[dogecoinbase]

In your enumeration, what's the board look like at position 348277381979984699478633344862652779770286522453884530548425639456820927419612?

[tromp]

I can't say, because I didn't enumerate them. I only counted them. See

http://tromp.github.io/go/legal.html

for the method used, which is a form of dynamic programming.

[nhaehnle]

Though if it is dynamic programming, then it should be possible for you to answer dogecoinbase's question using not much more computational power than you used to count them in the first place, right?

If you think of dynamic programming as counting the number of paths in a directed graph (in this case, from skimming the paper, the nodes correspond to border states), then given a path number, you can trace the path backwards through the graph, as long as you remember the number of paths ending in every vertex.

[tromp]

Yes, you could if you preserved all intermediate counts. But the graph I used has 362 layers each of which can have up to 363 billion nodes, so I had to recycle the space used for the counts (4TB per layer). Also, I didn't even compute with full counts.
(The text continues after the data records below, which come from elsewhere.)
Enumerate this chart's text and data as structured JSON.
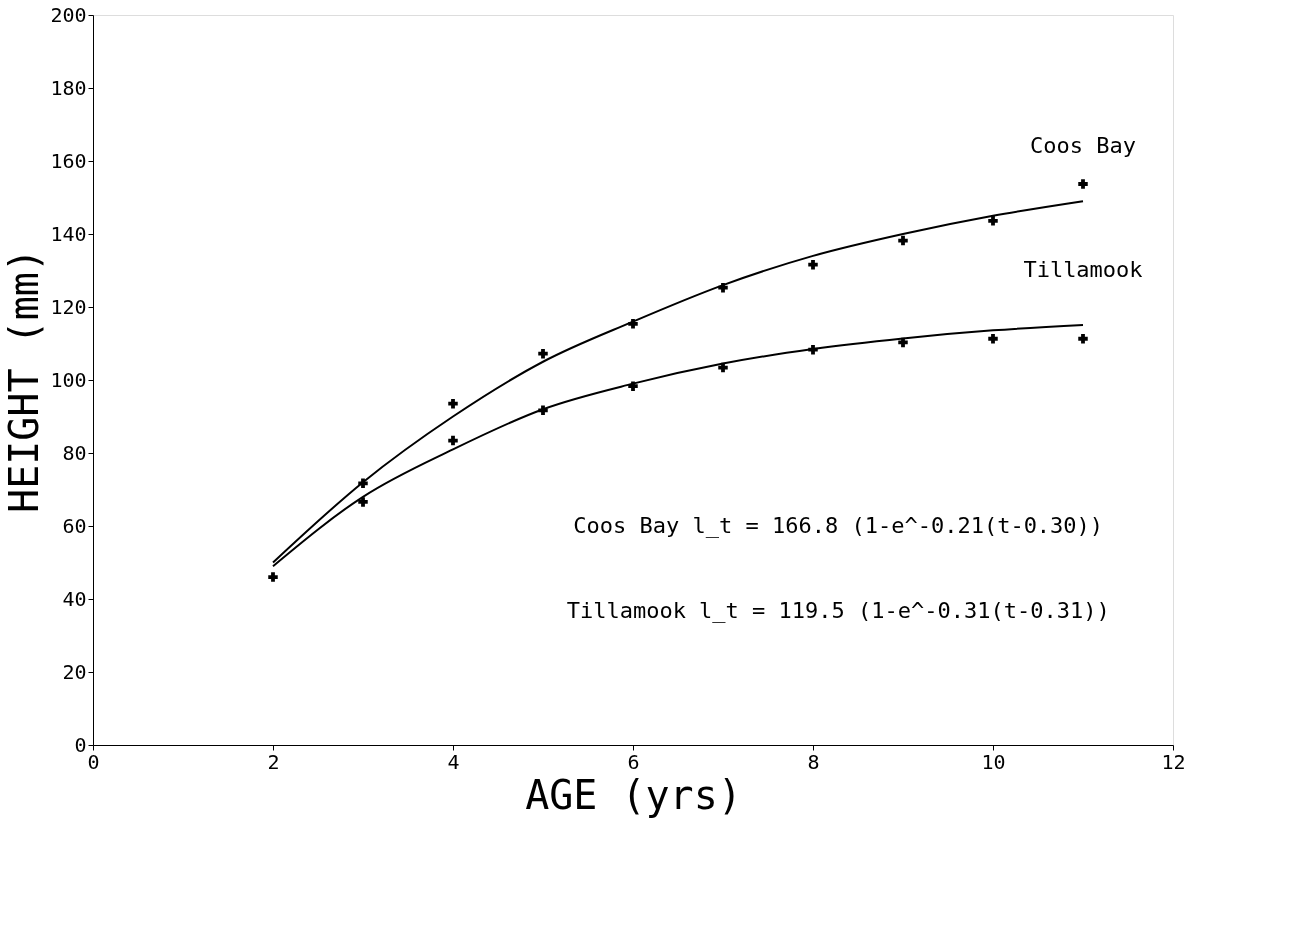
{
  "chart_data": {
    "type": "line",
    "xlabel": "AGE (yrs)",
    "ylabel": "HEIGHT (mm)",
    "x": [
      2,
      3,
      4,
      5,
      6,
      7,
      8,
      9,
      10,
      11
    ],
    "series": [
      {
        "name": "Coos Bay",
        "marker": "none",
        "line_style": "solid",
        "color": "#000000",
        "values": [
          50,
          72,
          90,
          105,
          116,
          126,
          134,
          140,
          145,
          149
        ]
      },
      {
        "type": "scatter",
        "marker": "cross",
        "color": "#000000",
        "values": [
          null,
          71.7,
          93.5,
          107.2,
          115.4,
          125.3,
          131.6,
          138.2,
          143.6,
          153.7
        ]
      },
      {
        "name": "Tillamook",
        "marker": "none",
        "line_style": "solid",
        "color": "#000000",
        "values": [
          49,
          68,
          81,
          92,
          99,
          104.5,
          108.5,
          111.4,
          113.6,
          115.1
        ]
      },
      {
        "type": "scatter",
        "marker": "cross",
        "color": "#000000",
        "values": [
          46,
          66.6,
          83.4,
          91.7,
          98.3,
          103.4,
          108.3,
          110.3,
          111.3,
          111.3
        ]
      }
    ],
    "annotations": [
      "Coos Bay l_t = 166.8 (1-e^-0.21(t-0.30))",
      "Tillamook l_t = 119.5 (1-e^-0.31(t-0.31))"
    ],
    "xlim": [
      0,
      12
    ],
    "xticks": [
      0,
      2,
      4,
      6,
      8,
      10,
      12
    ],
    "ylim": [
      0,
      200
    ],
    "yticks": [
      0,
      20,
      40,
      60,
      80,
      100,
      120,
      140,
      160,
      180,
      200
    ],
    "grid": false,
    "legend": false
  }
}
I reconstructed them using the Chinese Remaineder theorem from 9 separate modular counts. So, yes it's possible, but highly impractical...

[Jyaif]

1/ Convert the number to base 3.

2/ Each digit represents an intersection on the goban, assuming the following mapping: 0 = no stone, 1 = black stone, 2 = white stone.

[tromp]

That would work for all positions regardless of legality, which are in 1-1 correspondence to {0,1,2}^(19*19).

The count above is for legal positions only, i.e. those where every connected group of stones is adjacent to an empty point.